Daily Threat Intel Digest - 2026-01-02

🔴 Critical Threats & Active Exploitation

[NEW] Cognizant faces lawsuits after 11-month TriZetto breach
Hackers accessed Cognizant’s healthcare subsidiary TriZetto starting November 2024, but the intrusion wasn’t discovered until October 2025, exposing patient data including SSNs and financial records for nearly a year. Three class-action lawsuits allege negligence and delayed notification, with plaintiffs claiming Cognizant failed to implement standard security controls. The prolonged detection window puts affected individuals at high risk of identity theft, as the healthcare sector remains a prime target for data theft due to the sensitivity of patient information [Cyber Press]. Healthcare entities using TriZetto services should immediately review access logs and notify potentially compromised patients.

[NEW] WHILL wheelcars vulnerable to remote hijacking
CISA issued a critical advisory for WHILL Model C2 electric wheelchairs and Model F power chairs, warning attackers within Bluetooth range can take control without authentication. The flaw (CVE-2025-14346, CVSS 9.8) allows unexpected movement changes or sudden stops via unauthenticated Bluetooth commands. Healthcare facilities and wheelchair users should disable Bluetooth when not actively using companion apps and restrict physical access near devices. No patch was available at advisory publication [Cyber Press].

🎯 Threat Actor Activity & Campaigns

[NEW] Careto APT resurfaces with novel server abuse tactics
The Careto group (aka “The Mask”), inactive for a decade, has been active since 2019 with new techniques including compromising MDaemon email servers via WorldClient webmail component exploits. Attackers used malicious configuration parameters to deploy persistent backdoors and employ the FakeHMP implant via abused HitmanPro Alert drivers for keylogging and data theft. The group targets government agencies and research institutions, showing evolved TTPs while retaining toolset artifacts [Cyber Press; GBHackers]. Organizations should investigate email server logs for unusual CGI execution and monitor driver abuse.

[UPDATE] GlassWorm malware expands to macOS with hardware wallet targeting
The fourth GlassWorm campaign now targets macOS developers via malicious VSCode extensions, shifting from Windows-only attacks. The malware uses AES-encrypted JavaScript to replace hardware wallet apps (Ledger Live, Trezor Suite) with trojanized versions while stealing Keychain passwords. Over 33,000 installations of three malicious OpenVSX extensions are reported. Developers should uninstall studio-velte-distributor.pro-svelte-extension, cudra-production.vsce-prettier-pro, and Puccin-development.full-access-catppuccin-pro-extension, rotate credentials, and reinstall macOS [BleepingComputer].

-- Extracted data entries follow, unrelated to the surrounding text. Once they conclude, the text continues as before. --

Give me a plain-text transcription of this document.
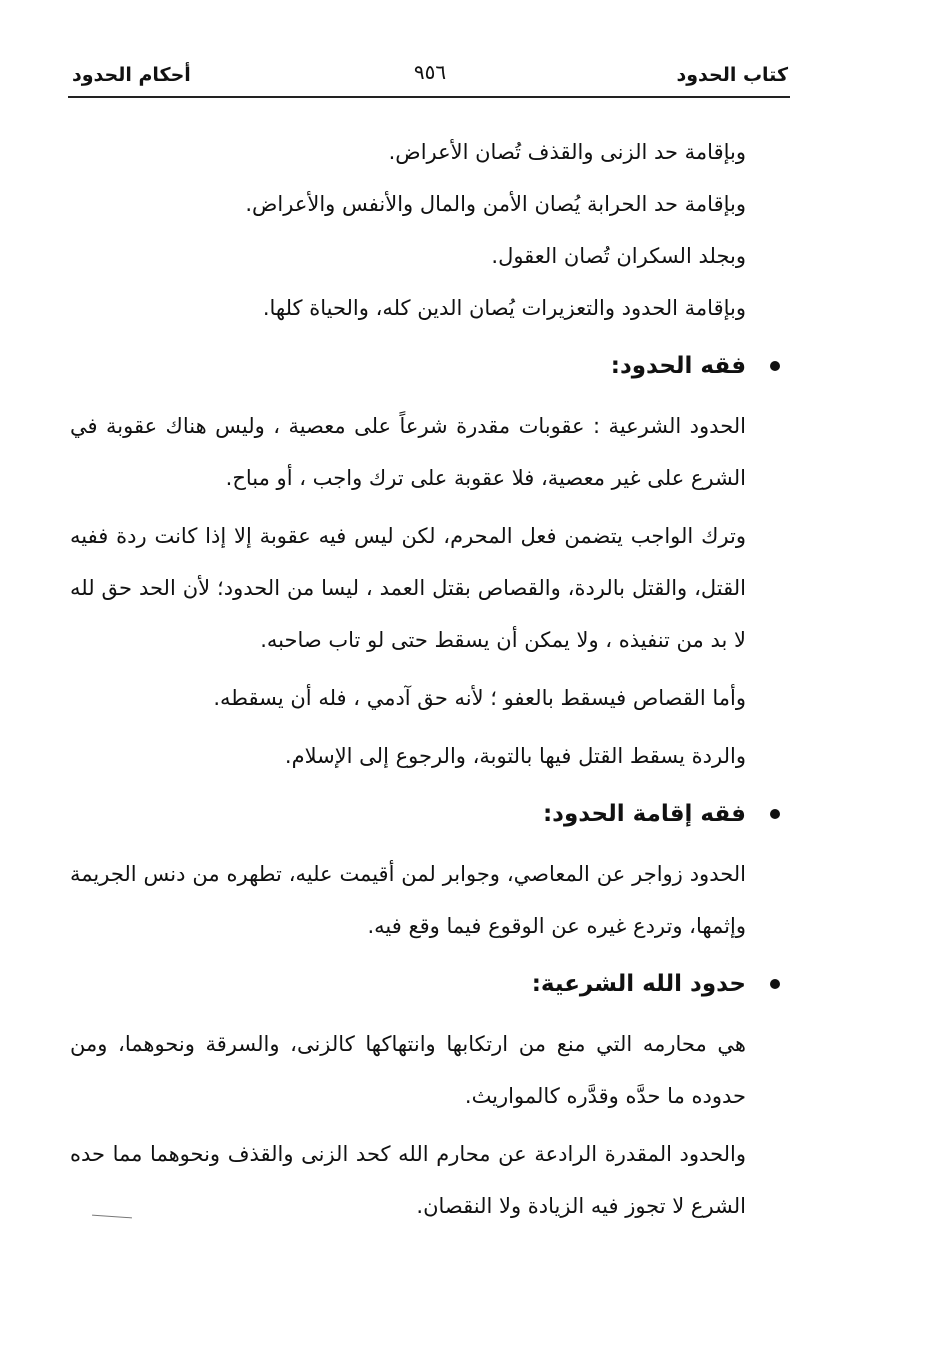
كتاب الحدود
٩٥٦
أحكام الحدود
وبإقامة حد الزنى والقذف تُصان الأعراض.
وبإقامة حد الحرابة يُصان الأمن والمال والأنفس والأعراض.
وبجلد السكران تُصان العقول.
وبإقامة الحدود والتعزيرات يُصان الدين كله، والحياة كلها.
فقه الحدود:
الحدود الشرعية : عقوبات مقدرة شرعاً على معصية ، وليس هناك عقوبة في الشرع على غير معصية، فلا عقوبة على ترك واجب ، أو مباح.
وترك الواجب يتضمن فعل المحرم، لكن ليس فيه عقوبة إلا إذا كانت ردة ففيه القتل، والقتل بالردة، والقصاص بقتل العمد ، ليسا من الحدود؛ لأن الحد حق لله لا بد من تنفيذه ، ولا يمكن أن يسقط حتى لو تاب صاحبه.
وأما القصاص فيسقط بالعفو ؛ لأنه حق آدمي ، فله أن يسقطه.
والردة يسقط القتل فيها بالتوبة، والرجوع إلى الإسلام.
فقه إقامة الحدود:
الحدود زواجر عن المعاصي، وجوابر لمن أقيمت عليه، تطهره من دنس الجريمة وإثمها، وتردع غيره عن الوقوع فيما وقع فيه.
حدود الله الشرعية:
هي محارمه التي منع من ارتكابها وانتهاكها كالزنى، والسرقة ونحوهما، ومن حدوده ما حدَّه وقدَّره كالمواريث.
والحدود المقدرة الرادعة عن محارم الله كحد الزنى والقذف ونحوهما مما حده الشرع لا تجوز فيه الزيادة ولا النقصان.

⚠️ Vulnerabilities & Patches

[NEW] GNU Wget2 vulnerability enables arbitrary file overwrite
A high-severity flaw (CVE-2025-69194, CVSS 8.8) in Wget2’s Metalink processing allows path traversal attacks via malicious filenames. Attackers can overwrite system files or inject malware by tricking users into downloading crafted Metalink documents. All automated download systems using Wget2 should update immediately and avoid untrusted Metalink sources [Cyber Press].

[NEW] Apache NuttX RTOS bug enables remote system crashes
A memory corruption flaw (CVE-2025-48769) in NuttX’s file rename function allows remote attackers to crash embedded devices with network-exposed filesystems (e.g., FTP servers). The “Use After Free” error affects versions 7.20 through 12.10.x, potentially causing kernel panics on IoT devices. Organizations must upgrade to NuttX 12.11.0, prioritizing devices with writable network file services [Cyber Press; GBHackers].